By: Jennifer Leaver
Note: The opinions expressed are those of the author alone and do not reflect an institutional position of the Gardner Institute. We hope the opinions shared contribute to the marketplace of ideas and help people as they formulate their own INFORMED DECISIONS™.
Out this week, the Gardner Institute’s Travel and Tourism Industry report shows Utah’s eighth largest industry continues to hold strong, despite shifting trends. In 2018, Utah visitors directly spent a record $9.75 billion in the Utah economy—a 6.5% increase from the previous year. This spending supported 136,000 Utah jobs and generated $1.28 billion in total tax revenue.
Travel and Tourism–Generated Tax Revenue, 2018
Source: Kem C. Gardner Policy Institute analysis of
U.S. Travel Association and Utah State Tax Commission Data
Utah’s ski resorts, state parks, and national parks all experienced record visitation in 2018. The state’s 2018–2019 ski season, which delivered abundant powder right through spring, drew an unprecedented number of skiers and snowboarders to Utah’s slopes, generating a record $1.3 billion in skier/snowboarder spending. Likewise, Utah’s state parks reported 6.7 million visits in fiscal year 2018, up 17.9% from fiscal year 2017; and Utah’s national park visitation reached its highest level ever at 10.6 million visits.
However, not everything travel and tourism–related set a record in 2018. Utah’s national places experienced a 6.2% year-over-year decline in visitation. Overall international visitor spending was down slightly and year-over-year spending by Chinese visitors (Utah’s second largest international market) declined 5.6%, or by $7.8 million. Utah’s average annual hotel occupancy rate decreased from 65.3% in 2017 to 64.1% in 2018, while average daily hotel room rates remained flat.
So, what’s behind this increase in Utah visitation and spending, but deceleration and decline in certain aspects of Utah’s travel and tourism economy? For one, there has been a marketing shift away from Utah’s popular Mighty 5® national parks and towards Utah’s less-visited, but equally stunning, state parks. In 2016, the Utah Office of Tourism launched its “Road to Mighty” ad campaign to encourage visitors to explore places along the way and in-between Utah’s national parks. Data over the past four years show that state park visitation has been increasing faster than national park visitation.
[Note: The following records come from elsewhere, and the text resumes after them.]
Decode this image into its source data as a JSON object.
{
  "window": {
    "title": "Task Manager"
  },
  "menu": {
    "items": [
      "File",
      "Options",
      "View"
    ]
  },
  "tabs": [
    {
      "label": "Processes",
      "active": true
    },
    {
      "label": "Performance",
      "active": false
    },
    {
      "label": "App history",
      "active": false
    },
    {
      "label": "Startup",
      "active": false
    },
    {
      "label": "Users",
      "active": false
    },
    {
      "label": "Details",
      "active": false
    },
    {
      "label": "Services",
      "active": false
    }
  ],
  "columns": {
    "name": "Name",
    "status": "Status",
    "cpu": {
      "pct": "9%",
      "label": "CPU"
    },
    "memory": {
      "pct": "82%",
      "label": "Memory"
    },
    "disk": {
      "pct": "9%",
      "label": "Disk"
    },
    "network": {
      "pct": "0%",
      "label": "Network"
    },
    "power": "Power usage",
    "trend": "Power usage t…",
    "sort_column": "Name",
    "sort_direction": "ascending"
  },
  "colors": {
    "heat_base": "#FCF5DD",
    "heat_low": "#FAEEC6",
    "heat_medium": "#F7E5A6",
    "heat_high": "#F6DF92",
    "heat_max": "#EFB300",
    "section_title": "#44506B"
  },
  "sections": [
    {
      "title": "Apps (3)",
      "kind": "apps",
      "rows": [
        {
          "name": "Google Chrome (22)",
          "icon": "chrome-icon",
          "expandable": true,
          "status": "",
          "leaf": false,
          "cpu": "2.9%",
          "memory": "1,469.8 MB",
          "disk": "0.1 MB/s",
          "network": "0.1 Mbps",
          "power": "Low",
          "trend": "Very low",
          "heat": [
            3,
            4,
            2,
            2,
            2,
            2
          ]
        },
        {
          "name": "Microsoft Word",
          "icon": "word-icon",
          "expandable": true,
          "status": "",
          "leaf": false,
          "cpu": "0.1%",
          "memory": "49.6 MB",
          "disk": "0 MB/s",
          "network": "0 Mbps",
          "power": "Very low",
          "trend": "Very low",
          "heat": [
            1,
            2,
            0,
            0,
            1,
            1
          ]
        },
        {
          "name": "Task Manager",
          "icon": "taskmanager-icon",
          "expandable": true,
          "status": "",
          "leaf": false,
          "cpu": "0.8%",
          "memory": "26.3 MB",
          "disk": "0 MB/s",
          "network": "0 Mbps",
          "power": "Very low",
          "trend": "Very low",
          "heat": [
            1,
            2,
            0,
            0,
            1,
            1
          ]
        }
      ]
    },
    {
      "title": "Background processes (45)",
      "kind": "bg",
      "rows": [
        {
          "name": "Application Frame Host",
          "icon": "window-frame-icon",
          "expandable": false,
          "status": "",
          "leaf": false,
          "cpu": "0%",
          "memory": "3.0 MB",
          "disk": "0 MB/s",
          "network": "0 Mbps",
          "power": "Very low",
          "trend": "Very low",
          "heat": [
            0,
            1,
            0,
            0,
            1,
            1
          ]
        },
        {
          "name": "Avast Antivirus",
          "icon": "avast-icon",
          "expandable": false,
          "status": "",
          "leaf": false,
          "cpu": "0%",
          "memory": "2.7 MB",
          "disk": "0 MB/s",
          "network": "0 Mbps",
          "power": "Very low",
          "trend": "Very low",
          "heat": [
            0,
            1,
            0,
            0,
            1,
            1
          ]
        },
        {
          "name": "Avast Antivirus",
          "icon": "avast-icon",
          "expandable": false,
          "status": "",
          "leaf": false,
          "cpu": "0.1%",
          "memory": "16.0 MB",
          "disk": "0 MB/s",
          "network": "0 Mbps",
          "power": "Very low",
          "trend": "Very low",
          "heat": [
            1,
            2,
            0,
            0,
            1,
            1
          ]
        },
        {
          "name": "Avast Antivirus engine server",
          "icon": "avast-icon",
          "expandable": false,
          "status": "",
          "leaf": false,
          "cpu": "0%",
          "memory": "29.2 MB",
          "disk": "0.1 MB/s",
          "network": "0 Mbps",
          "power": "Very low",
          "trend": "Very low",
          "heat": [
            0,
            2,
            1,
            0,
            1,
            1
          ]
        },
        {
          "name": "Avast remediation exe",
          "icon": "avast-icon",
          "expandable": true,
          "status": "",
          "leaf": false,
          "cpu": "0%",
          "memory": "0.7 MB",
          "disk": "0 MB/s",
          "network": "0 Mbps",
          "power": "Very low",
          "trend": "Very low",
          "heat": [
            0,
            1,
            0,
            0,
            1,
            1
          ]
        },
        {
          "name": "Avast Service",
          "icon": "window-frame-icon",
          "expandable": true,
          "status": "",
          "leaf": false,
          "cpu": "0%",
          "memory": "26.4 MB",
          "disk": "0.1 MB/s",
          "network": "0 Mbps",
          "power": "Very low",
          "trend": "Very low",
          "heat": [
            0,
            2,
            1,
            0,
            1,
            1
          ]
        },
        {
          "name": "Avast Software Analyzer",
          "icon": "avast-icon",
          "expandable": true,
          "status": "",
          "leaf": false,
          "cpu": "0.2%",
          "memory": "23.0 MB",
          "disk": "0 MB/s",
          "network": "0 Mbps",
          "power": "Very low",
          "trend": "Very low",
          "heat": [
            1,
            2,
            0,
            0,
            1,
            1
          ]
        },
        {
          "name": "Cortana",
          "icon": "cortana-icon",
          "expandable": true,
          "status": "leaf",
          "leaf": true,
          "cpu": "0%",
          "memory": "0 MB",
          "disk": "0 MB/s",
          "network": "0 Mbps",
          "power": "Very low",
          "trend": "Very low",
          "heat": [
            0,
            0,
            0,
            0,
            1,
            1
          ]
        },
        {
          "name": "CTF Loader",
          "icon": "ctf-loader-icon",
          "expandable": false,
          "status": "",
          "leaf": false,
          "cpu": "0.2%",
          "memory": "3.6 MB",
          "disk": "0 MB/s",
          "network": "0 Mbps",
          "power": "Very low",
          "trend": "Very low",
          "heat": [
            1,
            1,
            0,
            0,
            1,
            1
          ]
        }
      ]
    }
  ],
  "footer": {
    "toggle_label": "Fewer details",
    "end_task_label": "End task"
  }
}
Annual Change in Park Visitation
Second, a decline in Chinese visitation and spending was generally attributable to geopolitics and, more specifically, to tenuous U.S.–China relations. Recently, Beijing has issued several U.S. travel warnings to its citizens, including messaging about American gun violence and U.S. law enforcement harassment. In addition, U.S. travel visa rejection rates for Chinese travelers have doubled from 2013 (8.5%) to 2018 (17%).
Finally, supply vs. demand contributed to Utah’s less-than-stellar hotel performance in 2018. There were more hotels in 2018 vs. 2017 and an increasing supply of short-term rentals (vs. hotels). Thus, even though visitation and overnight accommodations demand increased in 2018, Utah’s supply grew faster.
However, regardless of national park visitation deceleration, international visitor spending declines, and temperate hotel performance measures, Utah’s visitor economy continues to grow. Compared with the first half of 2018, county transient room tax revenue collected during the first half of 2019 was up 3.9%, taxable leisure and hospitality sales increased by 6.1%, and state park visitation grew 14%.
Jennifer Leaver is the senior tourism analyst at the Kem C. Gardner Policy Institute.
 Bears Ears NM and Flaming Gorge NRA not included.